If you're carrying more than four weapons when you leave, Sharkey, the local sheriff, will "threaten to smack you upside the head with a Buick" if you don't sell the extras.

As you're about to leave you again meet the other party of adventurers that you briefly encountered before, and notice that their wizard is missing. "He fell into shadow," explains the Elf; one of the others interjects, "It was his own damn fault. We should have took a right at the Burger King..." You bid them farewell and sail for the Main Hall "via the Bay of Belfalas, the Gulf of Lune, and the Panama Canal."

Finally, the game promises that if you're looking for a big reward, "check out your stats!" Your hardiness and agility scores have been increased two points, your bow ability by 15, and your sword ability by 30.

Reviews

Pat Hurst gave the adventure a generally favorable review in the December 1988 issue of the EAG Newsletter, calling it "absolute lunacy" and fun to play.
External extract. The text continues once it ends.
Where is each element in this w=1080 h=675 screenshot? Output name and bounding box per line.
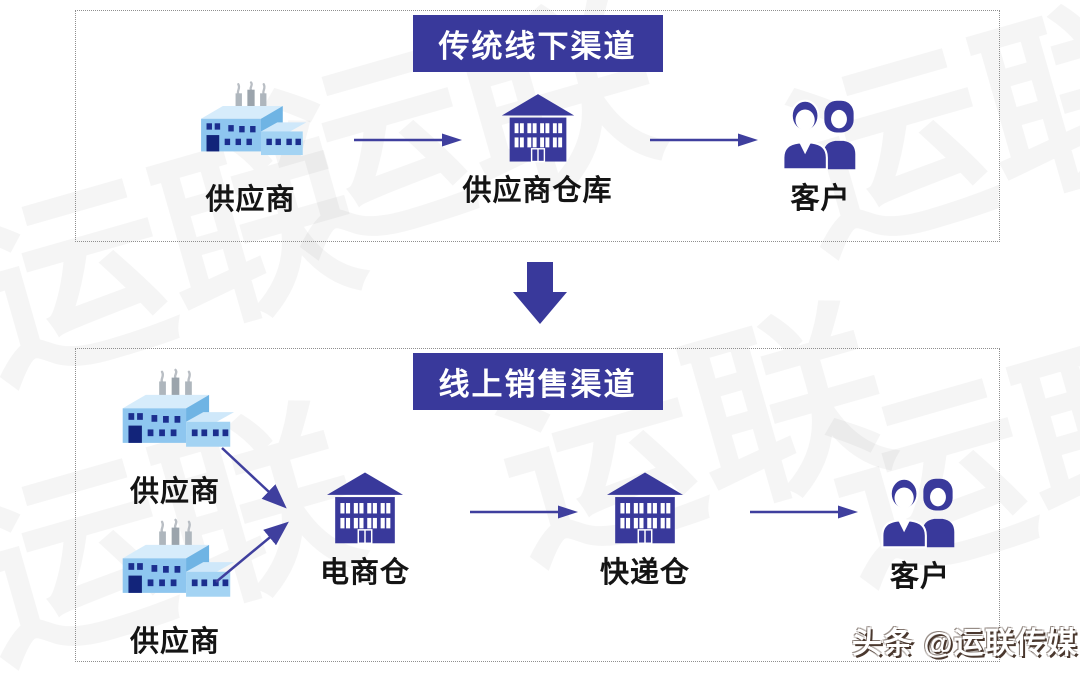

Though he noted some minor errors in language and programming, Hurst praised the adventure's humor, length, and detail, and recommended it for hack'n'slash players.

The EAG lists the adventure's average rating as 6.5 based on two reviews.

Location

According to a map by Samurai Cat author Mark Rogers, Catzad-Dum lies in the Play Misty For Me Mountains of Middling Earth, just west of the River Howyaduin.

Trivia

  • The villain Fugu Otoko first appears in Segerlind's The Computer Club of Fear, released three months before Catzad-Dum.
  • The "mysterious tongue" used in the inscriptions throughout Catzad-Dum is Pig Latin.
  • The other party that the adventurer briefly encounters traveling through the mines is Gandalf and his companions from The Fellowship of the Ring.
  • The MP 40 ("Schmeisser") submachine gun carried by many of the porks was one of the primary firearms used by Germany in World War II.
  • The name of the B'aalhop is a play on the word bellhop.
  • Dick Van Patten (1928–2015), depicted in a mural being devoured by a horde of mutant shrimp, was an American comic actor best known for his role in the TV series Eight Is Enough.
  • Edwin Meese, shown wielding a censor stamp, was President Ronald Reagan's Attorney General from 1985 to 1988.